Comme plusieurs de ses livres (Guerre éclair, La Pionnière, 1997; La Moustache du soldat inconnu, Seuil, 2018; Où est passé le passé, écrit en collaboration avec Laurent Olivier, La Bibliothèque, 2022), celui-ci, adapté de son film récent qui a notamment obtenu le Grand Prix du Festival de l’Histoire de l’art 2024, montre bien l’importance que tient la première guerre mondiale dans l’œuvre de Prieur.



Extrait de la préface

[…]
Ma surprise n’en a été que plus grande face à la véritable redécouverte à laquelle nous force un tel film, devenu désormais un livre. «Pendant longtemps, écrit son réalisateur, j’ai écrit et réécrit ce que je voulais raconter dans un film que j’ai attendu et espéré, envers et contre tout.» Éloge de l’attente, alors ! Car Jérôme Prieur, c’est vrai, a su «écrire les images et plus encore» : dans l’ouvrage que l’on va lire, on découvrira — ou redécouvrira — l’admirable texte qui constitue la «basse continue» des Sentinelles de l’oubli.

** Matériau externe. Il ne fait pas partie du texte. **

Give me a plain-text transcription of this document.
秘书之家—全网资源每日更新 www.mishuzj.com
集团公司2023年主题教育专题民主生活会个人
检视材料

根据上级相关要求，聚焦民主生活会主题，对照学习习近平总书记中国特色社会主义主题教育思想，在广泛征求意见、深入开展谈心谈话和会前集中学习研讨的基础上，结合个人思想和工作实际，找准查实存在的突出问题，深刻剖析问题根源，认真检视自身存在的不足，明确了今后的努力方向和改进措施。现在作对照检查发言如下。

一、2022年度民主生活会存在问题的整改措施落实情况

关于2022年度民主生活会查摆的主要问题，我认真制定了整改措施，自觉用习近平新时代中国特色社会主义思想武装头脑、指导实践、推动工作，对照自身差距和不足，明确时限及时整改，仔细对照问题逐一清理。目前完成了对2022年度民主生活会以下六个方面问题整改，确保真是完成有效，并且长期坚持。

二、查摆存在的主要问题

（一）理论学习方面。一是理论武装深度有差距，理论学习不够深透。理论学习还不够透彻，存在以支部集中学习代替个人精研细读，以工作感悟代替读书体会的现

Un texte parsemé de diamants noirs, sous la forme de quelques écrits, soigneusement choisis, de contemporains de la guerre.

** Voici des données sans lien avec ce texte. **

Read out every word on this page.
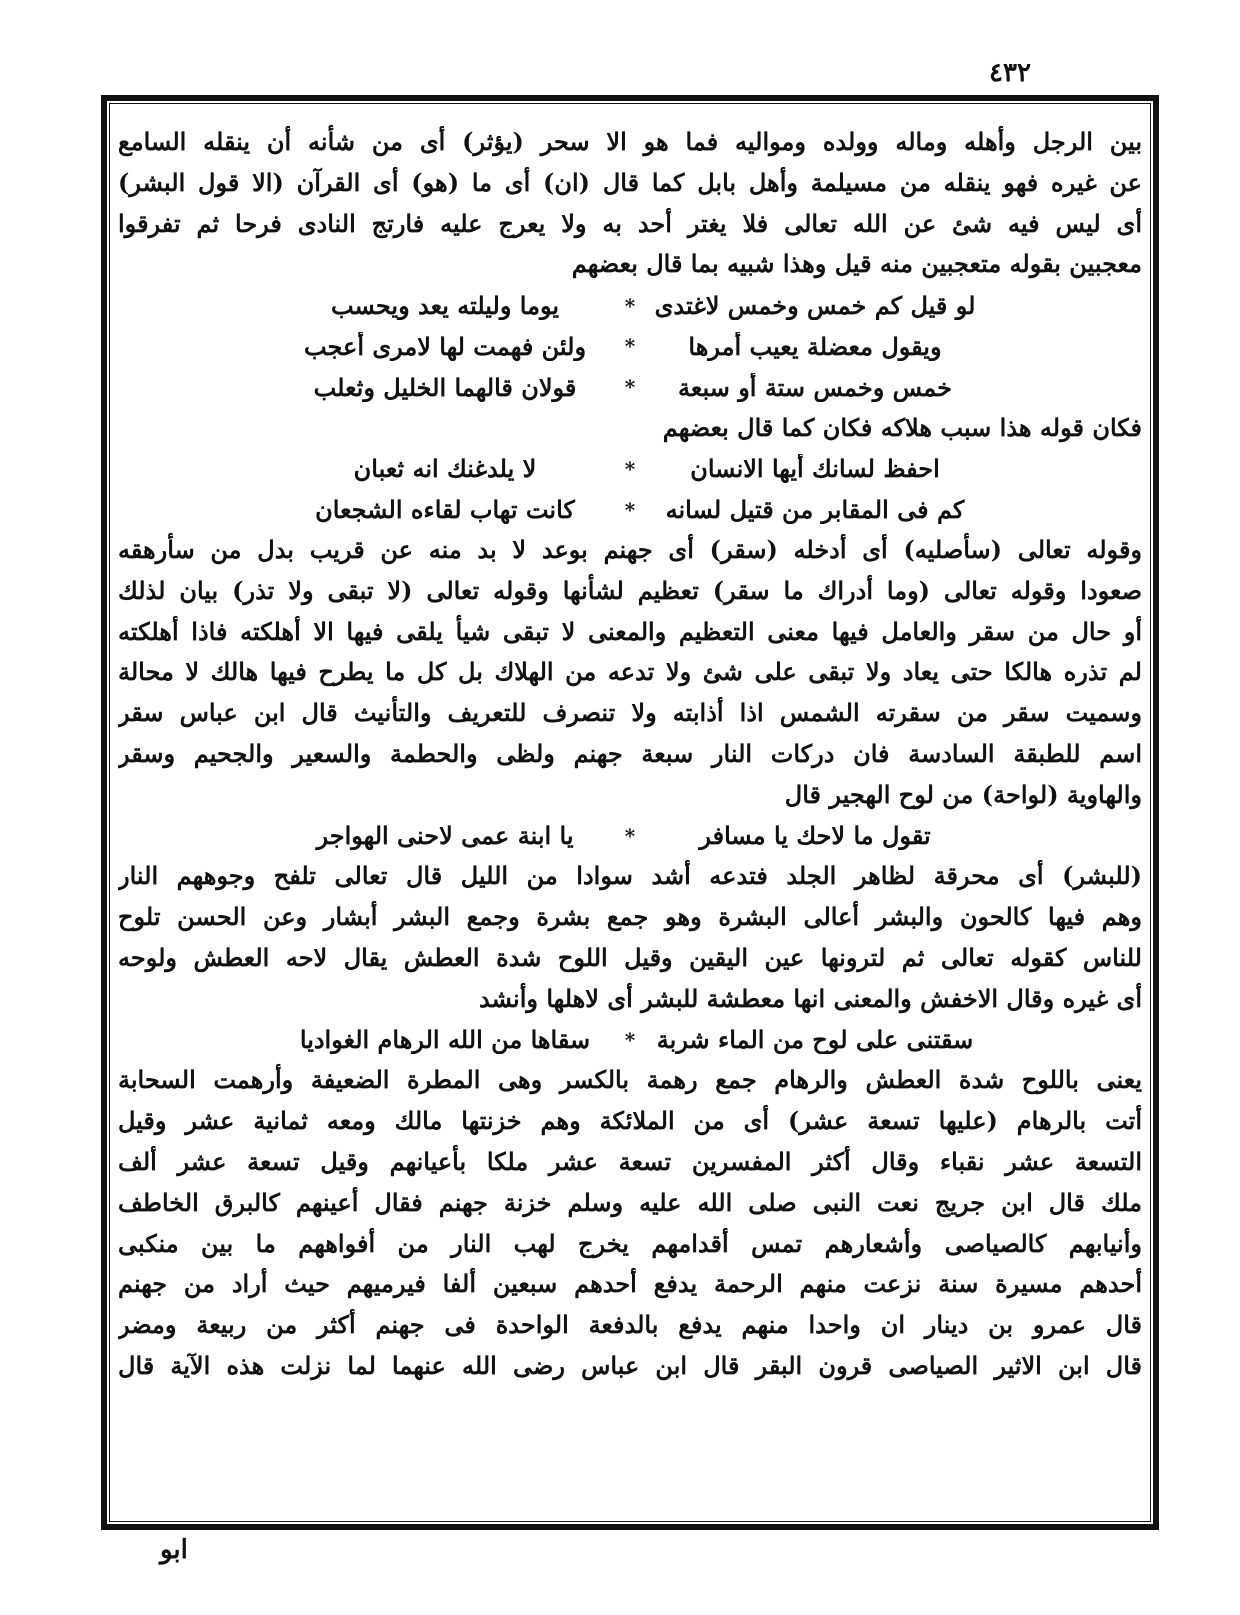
٤٣٢
بين الرجل وأهله وماله وولده ومواليه فما هو الا سحر (يؤثر) أى من شأنه أن ينقله السامع
عن غيره فهو ينقله من مسيلمة وأهل بابل كما قال (ان) أى ما (هو) أى القرآن (الا قول البشر)
أى ليس فيه شئ عن الله تعالى فلا يغتر أحد به ولا يعرج عليه فارتج النادى فرحا ثم تفرقوا
معجبين بقوله متعجبين منه قيل وهذا شبيه بما قال بعضهم
لو قيل كم خمس وخمس لاغتدى
*
يوما وليلته يعد ويحسب
ويقول معضلة يعيب أمرها
*
ولئن فهمت لها لامرى أعجب
خمس وخمس ستة أو سبعة
*
قولان قالهما الخليل وثعلب
فكان قوله هذا سبب هلاكه فكان كما قال بعضهم
احفظ لسانك أيها الانسان
*
لا يلدغنك انه ثعبان
كم فى المقابر من قتيل لسانه
*
كانت تهاب لقاءه الشجعان
وقوله تعالى (سأصليه) أى أدخله (سقر) أى جهنم بوعد لا بد منه عن قريب بدل من سأرهقه
صعودا وقوله تعالى (وما أدراك ما سقر) تعظيم لشأنها وقوله تعالى (لا تبقى ولا تذر) بيان لذلك
أو حال من سقر والعامل فيها معنى التعظيم والمعنى لا تبقى شيأ يلقى فيها الا أهلكته فاذا أهلكته
لم تذره هالكا حتى يعاد ولا تبقى على شئ ولا تدعه من الهلاك بل كل ما يطرح فيها هالك لا محالة
وسميت سقر من سقرته الشمس اذا أذابته ولا تنصرف للتعريف والتأنيث قال ابن عباس سقر
اسم للطبقة السادسة فان دركات النار سبعة جهنم ولظى والحطمة والسعير والجحيم وسقر
والهاوية (لواحة) من لوح الهجير قال
تقول ما لاحك يا مسافر
*
يا ابنة عمى لاحنى الهواجر
(للبشر) أى محرقة لظاهر الجلد فتدعه أشد سوادا من الليل قال تعالى تلفح وجوههم النار
وهم فيها كالحون والبشر أعالى البشرة وهو جمع بشرة وجمع البشر أبشار وعن الحسن تلوح
للناس كقوله تعالى ثم لترونها عين اليقين وقيل اللوح شدة العطش يقال لاحه العطش ولوحه
أى غيره وقال الاخفش والمعنى انها معطشة للبشر أى لاهلها وأنشد
سقتنى على لوح من الماء شربة
*
سقاها من الله الرهام الغواديا
يعنى باللوح شدة العطش والرهام جمع رهمة بالكسر وهى المطرة الضعيفة وأرهمت السحابة
أتت بالرهام (عليها تسعة عشر) أى من الملائكة وهم خزنتها مالك ومعه ثمانية عشر وقيل
التسعة عشر نقباء وقال أكثر المفسرين تسعة عشر ملكا بأعيانهم وقيل تسعة عشر ألف
ملك قال ابن جريج نعت النبى صلى الله عليه وسلم خزنة جهنم فقال أعينهم كالبرق الخاطف
وأنيابهم كالصياصى وأشعارهم تمس أقدامهم يخرج لهب النار من أفواههم ما بين منكبى
أحدهم مسيرة سنة نزعت منهم الرحمة يدفع أحدهم سبعين ألفا فيرميهم حيث أراد من جهنم
قال عمرو بن دينار ان واحدا منهم يدفع بالدفعة الواحدة فى جهنم أكثر من ربيعة ومضر
قال ابن الاثير الصياصى قرون البقر قال ابن عباس رضى الله عنهما لما نزلت هذه الآية قال
ابو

Certes, on perdra les images animées de Renaud Personnaz, cette longue caresse de la pierre ou du bronze à laquelle s’adonne sa caméra ; une caresse d’une sensualité étonnante, compte tenu de la dureté des objets en cause, si tragiques, si glaçants, et si loin parfois de nos émotions d’aujourd’hui. Et pourtant, une douceur cachée réside dans la statuaire elle-même : «La pierre offre des caresses et des étreintes que le mort n’a jamais reçues», nous dit Jérôme Prieur.
La photographie des Sentinelles de l’oubli, que l’on va découvrir dans les pages qui suivent, m’aura fait voir autrement ces monuments aux morts que je croyais bien connaître : simplement, il eût fallu ne pas omettre de les regarder de plus près, de les scruter plus longtemps et plus complètement. À force de les regarder à nouveaux frais, Jérôme Prieur a su discerner certains de leurs secrets parmi les mieux gardés. Après avoir fait un sort à la production en série – celle où se déploie la vulgarité et l’héroïsme artificiel, afin de permettre que «la victoire [ait] lieu dans chaque commune» — Jérôme Prieur s’est déplacé vers les œuvres véritables, celles des sculpteurs sachant ce que guerre et combat voulaient dire. Eux «témoignent pour leurs camarades», représentent les morts, «traduisent» l’expérience du conflit et parviennent à «faire parler» les statues. Grâce à eux, le sacral s’introduit dans l’hommage.